Electric-magnetic asymmetry of the A^2 condensate and the phases of Yang-Mills theory

TL;DR

This study investigates the temperature-dependent electric-magnetic asymmetry of the A^2 condensate in SU(2) Yang-Mills theory, revealing its behavior across phases and suggesting links to different states of confining gluonic objects.

Contribution

It provides new insights into the phase structure of Yang-Mills theory through the analysis of the A^2 condensate asymmetry and its relation to gluonic states.

Findings

Asymmetry peaks at the phase transition.

Symmetric point occurs at twice the critical temperature.

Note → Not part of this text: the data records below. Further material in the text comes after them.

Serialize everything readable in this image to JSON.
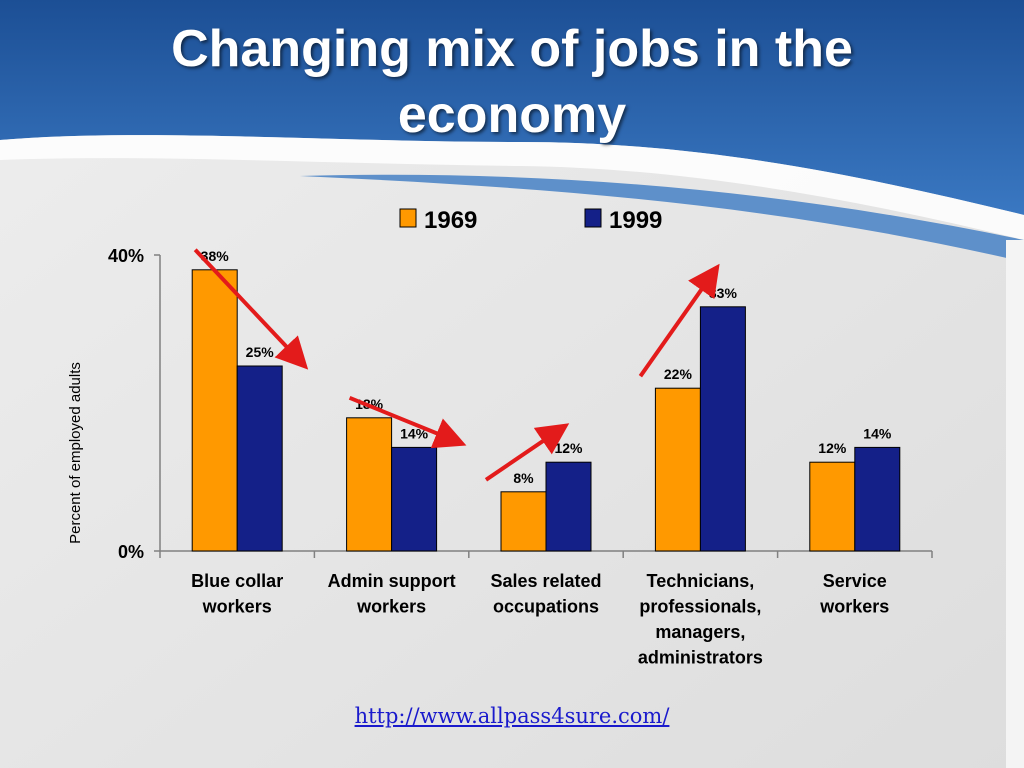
{
  "slide": {
    "title_lines": [
      "Changing mix of jobs in the",
      "economy"
    ],
    "link_text": "http://www.allpass4sure.com/"
  },
  "colors": {
    "header": "#2d66ad",
    "series_1969": "#ff9900",
    "series_1999": "#142088",
    "arrow": "#e31b1b"
  },
  "chart_data": {
    "type": "bar",
    "title": "",
    "ylabel": "Percent of employed adults",
    "xlabel": "",
    "ylim": [
      0,
      40
    ],
    "y_tick_labels": [
      "0%",
      "40%"
    ],
    "y_ticks": [
      0,
      40
    ],
    "legend_position": "top",
    "categories": [
      [
        "Blue collar",
        "workers"
      ],
      [
        "Admin support",
        "workers"
      ],
      [
        "Sales related",
        "occupations"
      ],
      [
        "Technicians,",
        "professionals,",
        "managers,",
        "administrators"
      ],
      [
        "Service",
        "workers"
      ]
    ],
    "series": [
      {
        "name": "1969",
        "values": [
          38,
          18,
          8,
          22,
          12
        ],
        "labels": [
          "38%",
          "18%",
          "8%",
          "22%",
          "12%"
        ]
      },
      {
        "name": "1999",
        "values": [
          25,
          14,
          12,
          33,
          14
        ],
        "labels": [
          "25%",
          "14%",
          "12%",
          "33%",
          "14%"
        ]
      }
    ],
    "trend_arrows": [
      "down",
      "down",
      "up",
      "up"
    ]
  }
}
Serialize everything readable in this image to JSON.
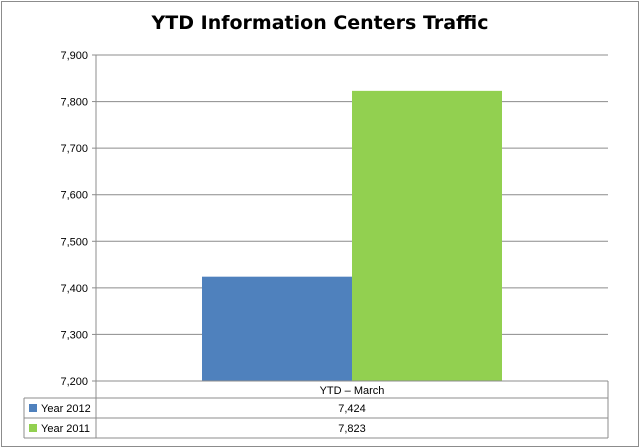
{
  "chart_data": {
    "type": "bar",
    "title": "YTD Information Centers Traffic",
    "categories": [
      "YTD – March"
    ],
    "series": [
      {
        "name": "Year 2012",
        "values": [
          7424
        ],
        "color": "#4f81bd",
        "value_labels": [
          "7,424"
        ]
      },
      {
        "name": "Year 2011",
        "values": [
          7823
        ],
        "color": "#92d050",
        "value_labels": [
          "7,823"
        ]
      }
    ],
    "xlabel": "",
    "ylabel": "",
    "ylim": [
      7200,
      7900
    ],
    "yticks": [
      7200,
      7300,
      7400,
      7500,
      7600,
      7700,
      7800,
      7900
    ],
    "ytick_labels": [
      "7,200",
      "7,300",
      "7,400",
      "7,500",
      "7,600",
      "7,700",
      "7,800",
      "7,900"
    ],
    "grid": true,
    "legend": "data-table"
  }
}
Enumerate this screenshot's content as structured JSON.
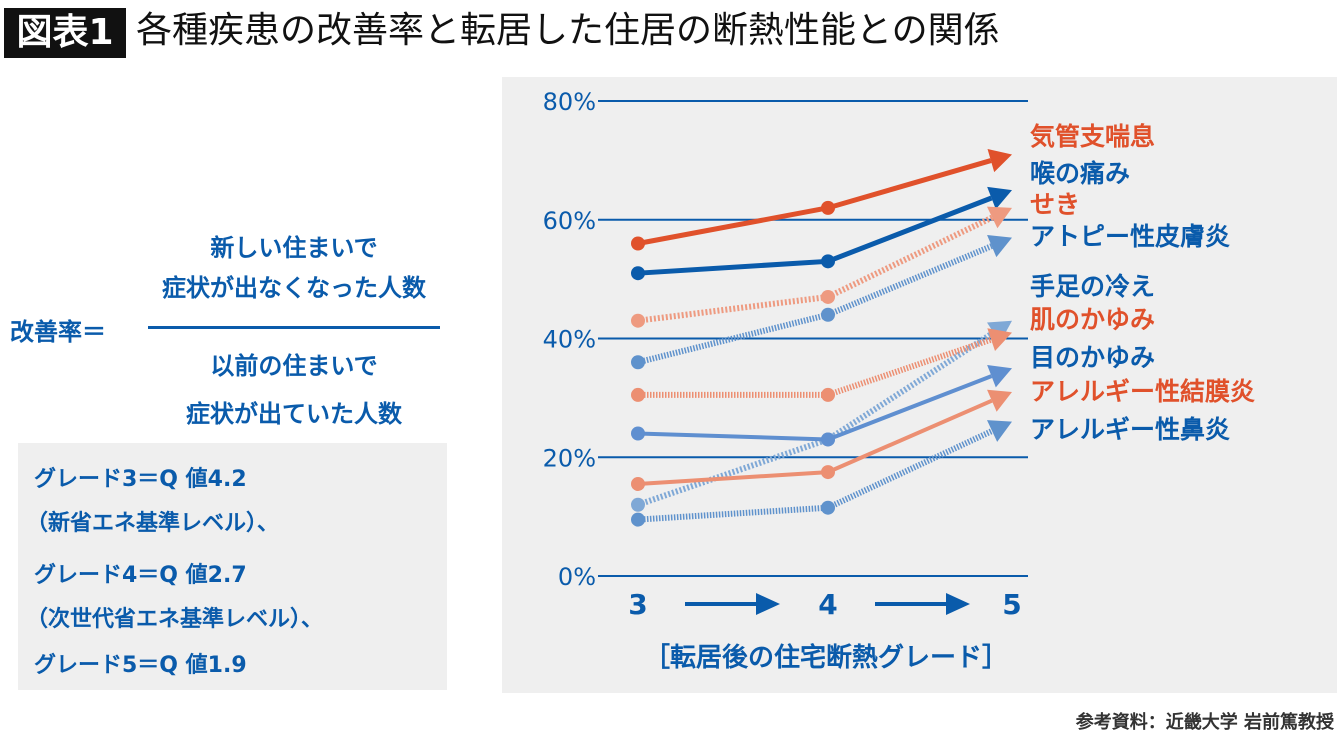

Low-temperature excitation mass is about 200 MeV, below glueball mass.

Abstract

We study the finite-temperature behavior of the A^2 condensate in the Landau gauge of SU(2) Yang--Mills theory on the lattice in a wide range of temperatures. The asymmetry between the electric (temporal) and magnetic (spatial) components of this unconventional dimension-2 condensate is a convenient ultraviolet-finite quantity which possesses, as we demonstrate, unexpected properties. The low-temperature behavior of the condensate asymmetry suggests that the mass of the lowest thermal excitation in the condensate is unexpectedly low, about 200 MeV, which is much smaller than the glueball mass. The asymmetry is peaking at the phase transition, becoming a monotonically decreasing function in the deconfinement phase. A symmetric point is reached in the deconfinement phase at a temperature approximately equal twice the critical temperature. The behavior of the electric-magnetic asymmetry of the condensate separates the phase diagram of Yang-Mills theory into three regions. We suggest that these regions are associated with the condensed, liquid and gaseous states of the confining gluonic objects, the Abelian monopoles.